Funny, the engine electronics in my car doesn't seem to be vulnerable
to these failures.... Maybe it's the extensive (years) of
testing and code review?

Why should I have to pay for the desire of M$ to be "first to
market", or more usually, "last to market but cheaper".

There is no other industry where such bad practices would be
acceptable. It shouldn't be in ours, either!

Have you ever done a function-point analysis, or path permutations analysis
on your average GUI program? The simplest GUI is vastly more complex than
the engine monitoring computer in your car. Just chasing all first-order
paths would take decades. Second-order paths number in the billions. We
won't go to third-order. Exhaustive testing is not even dreamable. If you
even have a QA department available, ask them. While you're at it, do you QA
your web-site?

> Security requires vigilence, and there seems to be too
little of it out in
> the world.


Please do not confuse ownership and/or licensing with anything....
What part of "I'm not a party to the EULA" do you not understand?

Last I checked, in every state except Washington, the disclaimer for
fitness of purpose has been overruled. The product conforms to the
documented claims, or you have a cause of action.

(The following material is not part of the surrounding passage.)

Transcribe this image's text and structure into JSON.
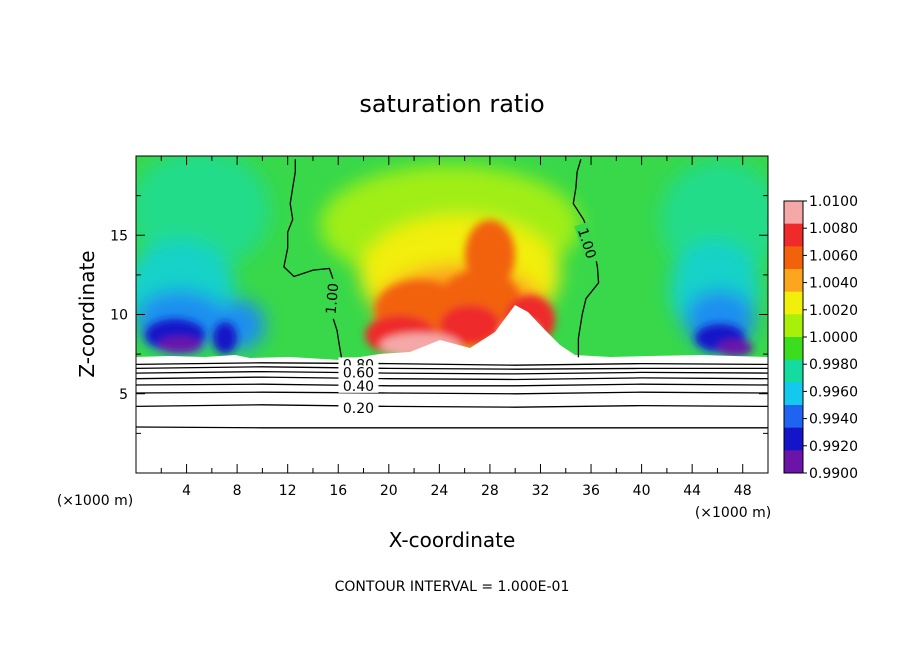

Also, there is no "comparitive" in this negligence. The driver is not
responsible for design flaws in the car that killed the third party
while unattended.

As for the rest, I used to run a QA department, some years before
drafting the appropriations language to fund a little thing called the
"NSFnet".... I will affirmatively state that you know your analysis
even less well than you know your law.